ISM Fellows 2016 - 2017 Announced

April 11, 2016

Martin Jean has announced that seven fellows will be joining the ISM’s interdisciplinary community for the 2016-2017 year.

ISM Senior Fellows in Sacred Music, Worship, and the Arts are established scholars, religious leaders, or artists whose work is in or is turning toward the fields of sacred music, liturgical/ritual studies, or religion and the arts. The ISM also accepts Postdoctoral Fellows at the beginning of their career. The fellows have numerous opportunities to share their work with the community and to teach, as well as to work on their individual projects using Yale’s vast resources. Following in the footsteps of previous classes of ISM fellows, the 2016-2017 group represents a cross-section of cultures and disciplines.

Maya J. Berry will receive her Ph.D. in anthropology from the University of Texas, Austin, in 2016. At Yale she will continue the work of her dissertation, Afro-Cuban Movement(s): Performing Autonomy in “Updating” Havana, which investigates the performative effects of black artists working professionally in both sacred and secular settings as Cuba “updates” its political economy. She has been appointed assistant professor of African, African American, and Diaspora Studies at the University of North Carolina, Chapel Hill, beginning in the 2017 – 2018 academic year.

Anderson H. Blanton comes to the ISM from the Max Planck Institute for the Study of Religious and Ethnic Diversity (Göttingen, Germany), where he has been a research scholar since 2014. He has a Ph.D. in cultural anthropology from Columbia University. His book project, Toying with the Sacred: Materiality, Prayer and Play, explores the history of pedagogical techniques and technologies in the American Sunday school.

Juliette Jacqueline Day is currently on the theology faculty at the University of Helsinki (Finland), where she is University Lecturer and docent in church history. She is also a senior research fellow in Christian liturgy at Blackfriars Hall, University of Oxford. At Yale she will be working on a monograph, Saying Your Prayers, a companion to her Reading the Liturgy (2014). Her work, which is subtitled “Orality and Christian Worship,” will explore research into the distinctive ways in which meaning is structured in oral contexts, and how that might be applicable to Christian worship.
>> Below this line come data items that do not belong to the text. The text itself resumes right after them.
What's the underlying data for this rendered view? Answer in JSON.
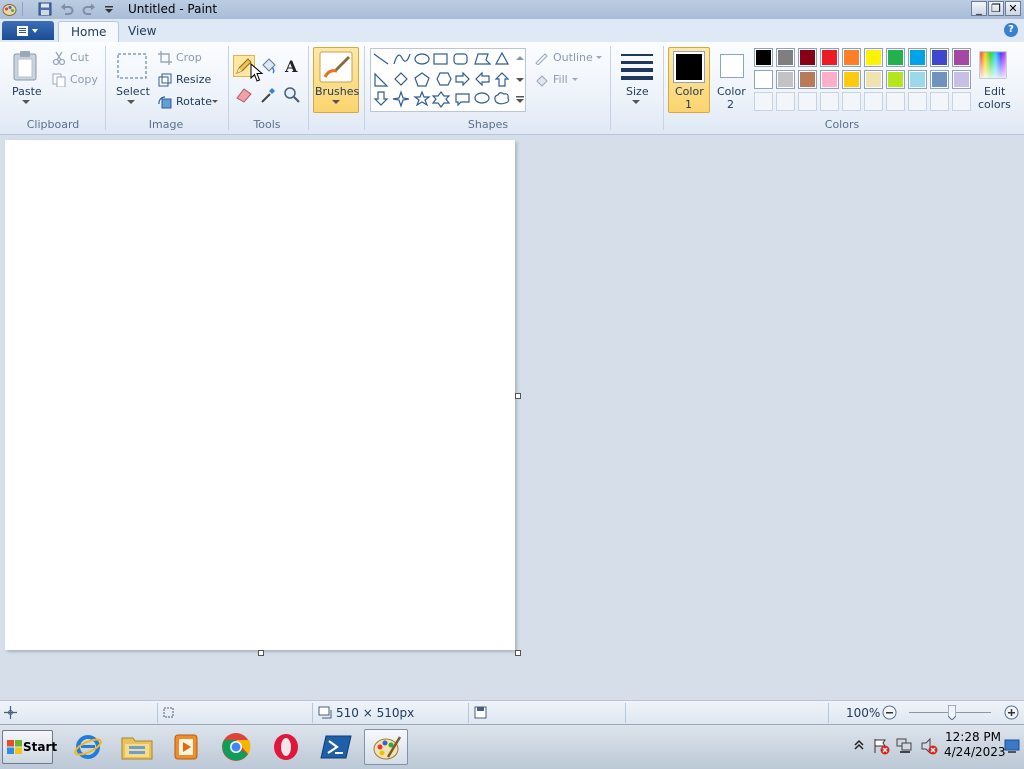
{
  "window": {
    "title": "Untitled - Paint",
    "controls": {
      "minimize": "_",
      "restore": "❐",
      "close": "✕"
    }
  },
  "tabs": [
    {
      "label": "Home",
      "active": true
    },
    {
      "label": "View",
      "active": false
    }
  ],
  "help": "?",
  "ribbon": {
    "clipboard": {
      "paste": "Paste",
      "cut": "Cut",
      "copy": "Copy",
      "group": "Clipboard"
    },
    "image": {
      "select": "Select",
      "crop": "Crop",
      "resize": "Resize",
      "rotate": "Rotate",
      "group": "Image"
    },
    "tools": {
      "group": "Tools"
    },
    "brushes": {
      "label": "Brushes"
    },
    "shapes": {
      "outline": "Outline",
      "fill": "Fill",
      "group": "Shapes"
    },
    "size": {
      "label": "Size"
    },
    "color1": {
      "line1": "Color",
      "line2": "1",
      "value": "#000000"
    },
    "color2": {
      "line1": "Color",
      "line2": "2",
      "value": "#ffffff"
    },
    "colors": {
      "group": "Colors"
    },
    "edit_colors": {
      "line1": "Edit",
      "line2": "colors"
    },
    "palette": [
      [
        "#000000",
        "#7f7f7f",
        "#880015",
        "#ed1c24",
        "#ff7f27",
        "#fff200",
        "#22b14c",
        "#00a2e8",
        "#3f48cc",
        "#a349a4"
      ],
      [
        "#ffffff",
        "#c3c3c3",
        "#b97a57",
        "#ffaec9",
        "#ffc90e",
        "#efe4b0",
        "#b5e61d",
        "#99d9ea",
        "#7092be",
        "#c8bfe7"
      ],
      [
        "",
        "",
        "",
        "",
        "",
        "",
        "",
        "",
        "",
        ""
      ]
    ]
  },
  "statusbar": {
    "dimensions": "510 × 510px",
    "zoom": "100%",
    "zoom_level_percent": 100
  },
  "taskbar": {
    "start": "Start",
    "clock_time": "12:28 PM",
    "clock_date": "4/24/2023"
  }
}
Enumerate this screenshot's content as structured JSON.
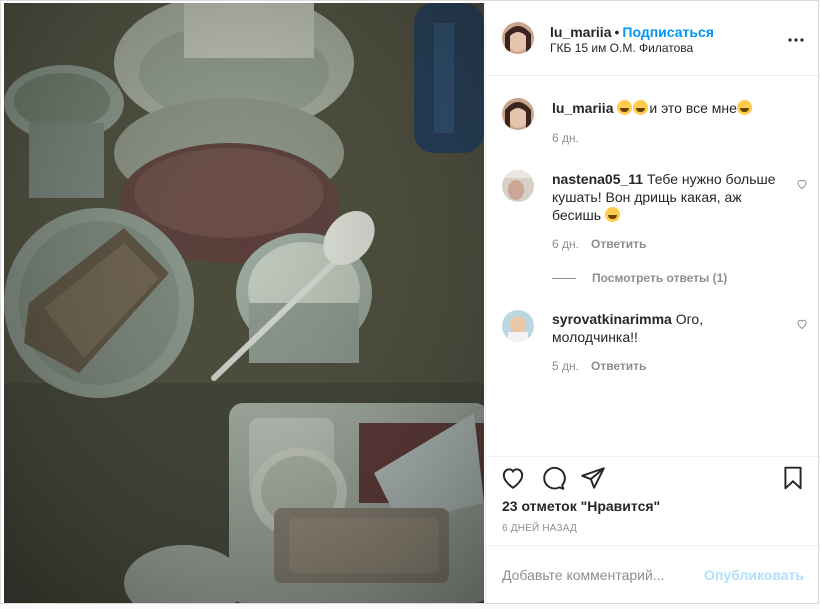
{
  "post": {
    "author": {
      "username": "lu_mariia",
      "follow_label": "Подписаться",
      "separator": "•",
      "location": "ГКБ 15 им О.М. Филатова"
    },
    "more_icon": "ellipsis-icon",
    "caption": {
      "username": "lu_mariia",
      "text": "и это все мне",
      "time": "6 дн."
    },
    "comments": [
      {
        "username": "nastena05_11",
        "text": "Тебе нужно больше кушать! Вон дрищь какая, аж бесишь",
        "time": "6 дн.",
        "reply_label": "Ответить",
        "view_replies": "Посмотреть ответы (1)"
      },
      {
        "username": "syrovatkinarimma",
        "text": "Ого, молодчинка!!",
        "time": "5 дн.",
        "reply_label": "Ответить"
      }
    ],
    "actions": {
      "like_icon": "heart-icon",
      "comment_icon": "comment-icon",
      "share_icon": "paper-plane-icon",
      "save_icon": "bookmark-icon"
    },
    "likes_text": "23 отметок \"Нравится\"",
    "date_text": "6 ДНЕЙ НАЗАД",
    "add_comment": {
      "placeholder": "Добавьте комментарий...",
      "publish_label": "Опубликовать"
    },
    "colors": {
      "link_blue": "#0095f6",
      "publish_disabled": "#b2dffc",
      "muted": "#8e8e8e"
    }
  }
}
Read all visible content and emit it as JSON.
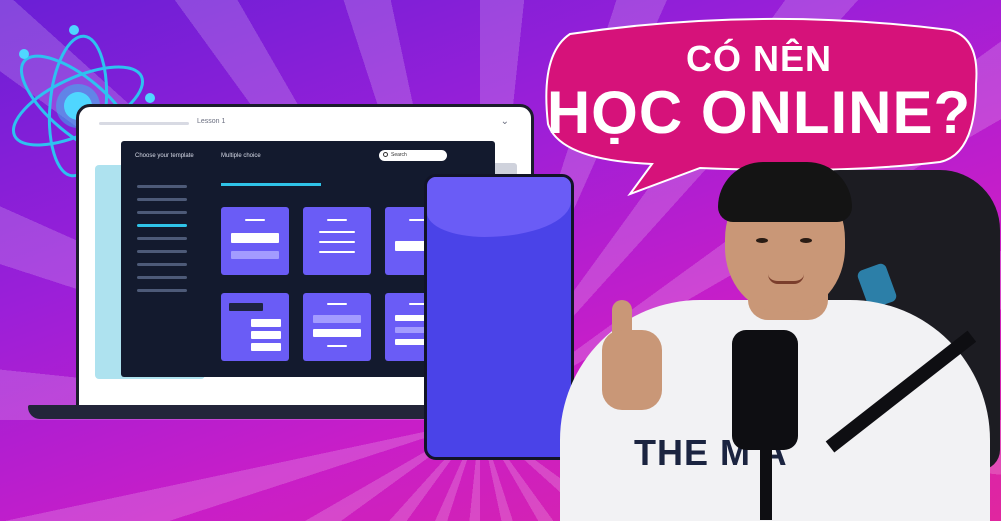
{
  "laptop": {
    "lesson_title": "Lesson 1",
    "sidebar_heading": "Choose your template",
    "main_heading": "Multiple choice",
    "search_placeholder": "Search"
  },
  "bubble": {
    "line1": "CÓ NÊN",
    "line2": "HỌC ONLINE?"
  },
  "shirt_logo": "THE M  A",
  "colors": {
    "bubble": "#d6127a",
    "card": "#6a5cf6",
    "phone": "#4a43e8",
    "accent": "#2fc3e8"
  },
  "icons": [
    "atom-icon",
    "search-icon",
    "chevron-down-icon"
  ]
}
Peter Jeffery has been on the faculty of the University of Notre Dame since 2009, where he is Michael P. Grace II Chair of Medieval Studies, with concurrent appointments in the departments of theology and anthropology. He is also affiliated faculty at the Medieval Institute and the Nanovic Institute for European Studies, as well as associate director for academics at the interdisciplinary research and teaching program Sacred Music at Notre Dame. His book project for his fellowship year at Yale is Civil and Religious Ceremonial in 8th Century Rome, a translation of Ordo Romanus Primus and related texts, which goes beyond the usual liturgiological approach to open up new historical approaches, in part by clarifying relationships to contemporary Latin and Greek legal, historical, and ceremonial texts.

Rehanna Kheshgi will receive her Ph.D. in ethnomusicology from the University of Chicago in 2016. Her research project brings an interdisciplinary approach to the study of sacred music in the borderlands of South Asia, examining how indigenous worship practices historically recast in a Hindu light are being transformed into the raw materials for supporting political claims for tribal sovereignty in Assam, India. This research will contribute to wider debates on borderland subjectivities and the role of the body in sacred performance, by grounding experiences of belonging within shifting frameworks of the nation-state.

Josef Sorett is assistant professor of religion and African-American studies at Columbia University. He received his Ph.D. in 2008 from Harvard University. At Yale, he will pursue two projects: The Holy, Holy Black engages African American literary and religious life across the nineteenth and twentieth centuries, while This is the Air I Breathe will analyze the making of Christian music to chart the overlapping growth of evangelical and black culture industries since the 1960s. It will investigate the economic and technological developments that, along with emerging social networks, resulted in a global market and stage for black culture workers.

Jim Sykes is assistant professor of music at the University of Pennsylvania. He received his Ph.D. in ethnomusicology from the University of Chicago in 2011. His book project is entitled Music, Religion, and Decolonization: Sonic Geographies of the Eastern Indian Ocean, a comparative study of postcolonial constructions of music history in South and Southeast Asia, focusing particularly on Tamil Hindu and Sinhala Buddhist circulations and approaches to sound in Sri Lanka and Singapore.

The Institute is delighted to welcome these newest members of the community and looks forward to a rich and fruitful dialogue that reflects the breadth and diversity of its mission.